I'm trying to restart working on my French, in case my son goes there to live. I've been trying to put in some time translating Camus' La Peste, and as I do so, I recognize how awful the English translation I have actually is. My son, picked up in Montreal, Orwell's prescient 1984 translated into French. I thought it would be fun to translate the French translation back into English, like the child's game "Telephone." Neither of us will have the time. I, of course, am running out of time on the planet. There are so many things I want to learn before I go, and I have to prioritize. I want to die feeling that I've stuffed my brain fully, expiation for my wasted, sybaritic, youth.

My son doesn't speak German, and my German is atrocious, although I can get by reading it, particularly scientific German. In the old days, when I was young, it was a requirement for chemists to speak or at least read German. That is no longer true. I've done a little work in the past working with translating Hesse's beautiful Demian, but I set it aside years ago. I do take my deepest personal peace, my sense of why it is wonderful to be alive at all, from a passage in the prologue.

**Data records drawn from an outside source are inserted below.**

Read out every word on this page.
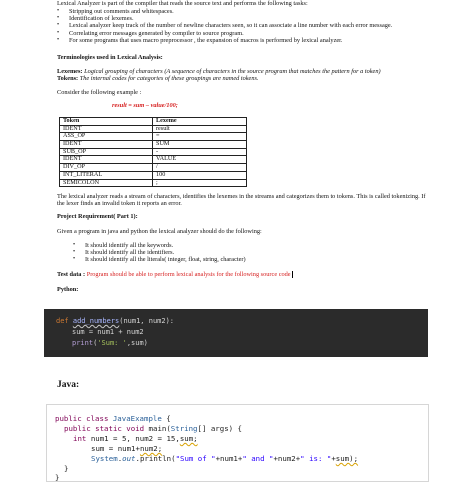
Lexical Analyzer is part of the compiler that reads the source text and performs the following tasks:
• Stripping out comments and whitespaces.
• Identification of lexemes.
• Lexical analyzer keep track of the number of newline characters seen, so it can associate a line number with each error message.
• Correlating error messages generated by compiler to source program.
• For some programs that uses macro preprocessor , the expansion of macros is performed by lexical analyzer.
Terminologies used in Lexical Analysis:
Lexemes: Logical grouping of characters (A sequence of characters in the source program that matches the pattern for a token)
Tokens: The internal codes for categories of these groupings are named tokens.
Consider the following example :
result = sum – value/100;
Token	Lexeme
IDENT	result
ASS_OP	=
IDENT	SUM
SUB_OP	-
IDENT	VALUE
DIV_OP	/
INT_LITERAL	100
SEMICOLON	;
The lexical analyzer reads a stream of characters, identifies the lexemes in the streams and categorizes them to tokens. This is called tokenizing. If
the lexer finds an invalid token it reports an error.
Project Requirement( Part 1):
Given a program in java and python the lexical analyzer should do the following:
• It should identify all the keywords.
• It should identify all the identifiers.
• It should identify all the literals( integer, float, string, character)
Test data : Program should be able to perform lexical analysis for the following source code
Python:
def add_numbers(num1, num2):
sum = num1 + num2
print('Sum: ',sum)
Java:
public class JavaExample {
public static void main(String[] args) {
int num1 = 5, num2 = 15,sum;
sum = num1+num2;
System.out.println("Sum of "+num1+" and "+num2+" is: "+sum);
}
}
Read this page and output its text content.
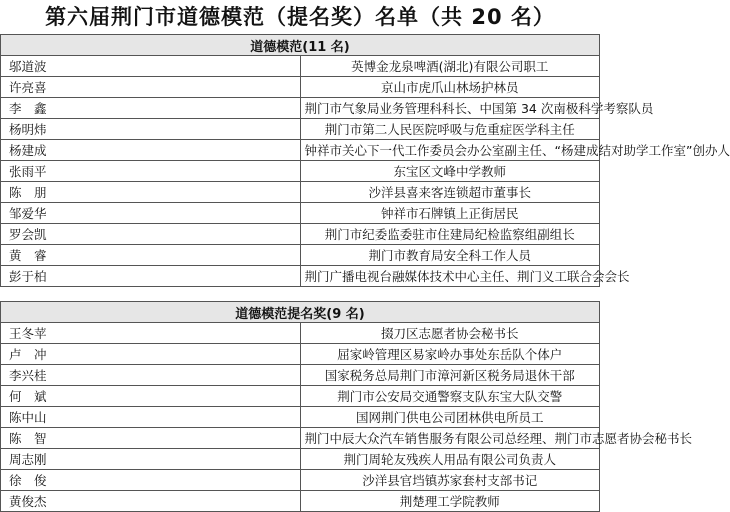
第六届荆门市道德模范（提名奖）名单（共 20 名）
道德模范(11 名)	
邬道波	英博金龙泉啤酒(湖北)有限公司职工
许亮喜	京山市虎爪山林场护林员
李　鑫	荆门市气象局业务管理科科长、中国第 34 次南极科学考察队员
杨明炜	荆门市第二人民医院呼吸与危重症医学科主任
杨建成	钟祥市关心下一代工作委员会办公室副主任、“杨建成结对助学工作室”创办人
张雨平	东宝区文峰中学教师
陈　朋	沙洋县喜来客连锁超市董事长
邹爱华	钟祥市石牌镇上正街居民
罗会凯	荆门市纪委监委驻市住建局纪检监察组副组长
黄　睿	荆门市教育局安全科工作人员
彭于柏	荆门广播电视台融媒体技术中心主任、荆门义工联合会会长
道德模范提名奖(9 名)	
王冬苹	掇刀区志愿者协会秘书长
卢　冲	屈家岭管理区易家岭办事处东岳队个体户
李兴桂	国家税务总局荆门市漳河新区税务局退休干部
何　斌	荆门市公安局交通警察支队东宝大队交警
陈中山	国网荆门供电公司团林供电所员工
陈　智	荆门中辰大众汽车销售服务有限公司总经理、荆门市志愿者协会秘书长
周志刚	荆门周轮友残疾人用品有限公司负责人
徐　俊	沙洋县官垱镇苏家套村支部书记
黄俊杰	荆楚理工学院教师
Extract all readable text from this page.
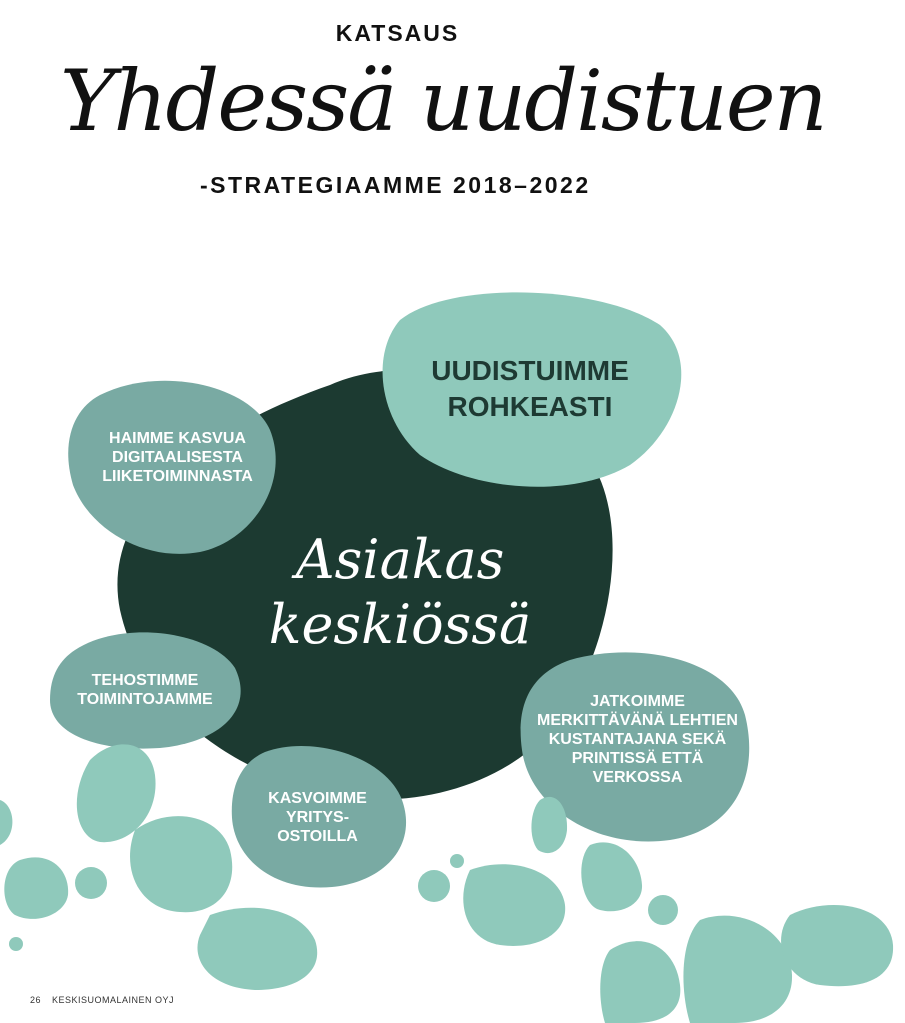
KATSAUS
Yhdessä uudistuen
-STRATEGIAAMME 2018–2022
UUDISTUIMME
ROHKEASTI
HAIMME KASVUA
DIGITAALISESTA
LIIKETOIMINNASTA
TEHOSTIMME
TOIMINTOJAMME
KASVOIMME
YRITYS-
OSTOILLA
JATKOIMME
MERKITTÄVÄNÄ LEHTIEN
KUSTANTAJANA SEKÄ
PRINTISSÄ ETTÄ
VERKOSSA
Asiakas
keskiössä
26 KESKISUOMALAINEN OYJ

English is pretty much the world standard language in science. Whether that remains true after the collapse of the United States that is now underway, remains to be seen. Latin lasted as Lingua Franca long after Rome fell; this may not prove true for English. German didn't last long as the scientific Lingua Franca after Hitler dismantled most science, with most scientific refugees coming to the United States, hence the rise of English. There are some famous European scientists buried here in Princeton.

I won't live long enough to find out how long English remains Lingua Franca, which in some sense is a relief, since seeing the collapse of the United States via the work of mindless morons led by an ignorant orange pedophile, would cause me and is causing me great emotional suffering.

NNadir

(36,652 posts)
15. Thank you for your kind words. I'm...
Fri Aug 1, 2025, 10:59 AM
Aug 1

...not planning to die soon, but on the other hand, at my age one feels one's mortality.

We joke in my family about how my matrilineal family, my aunts and uncles and my mother, spent their whole lives talking about dying. This may have been the result of my grandmother's death at an early age - when my mother was eleven - from an a bacterial disease that today would be cured with an antibiotic.

They are, in fact, all dead themselves. Some of their children are dead.

I embraced this somewhat nonsensical approach to life myself more after my mother, consistent with her focus, died when she was 51.

I've outlived both my parents ages when they died, so there's that.

There was a period in my life where I seriously considered suicide, and now that life seems so beautiful and worth living I'm struck with horror to think what I might have missed, specifically the joy of loving my wife.

I'll hang on as long as I can, but again, I feel my mortality. It is a good thing that we do not live forever, I think. It makes life more precious and inspires one to use one's time more wisely.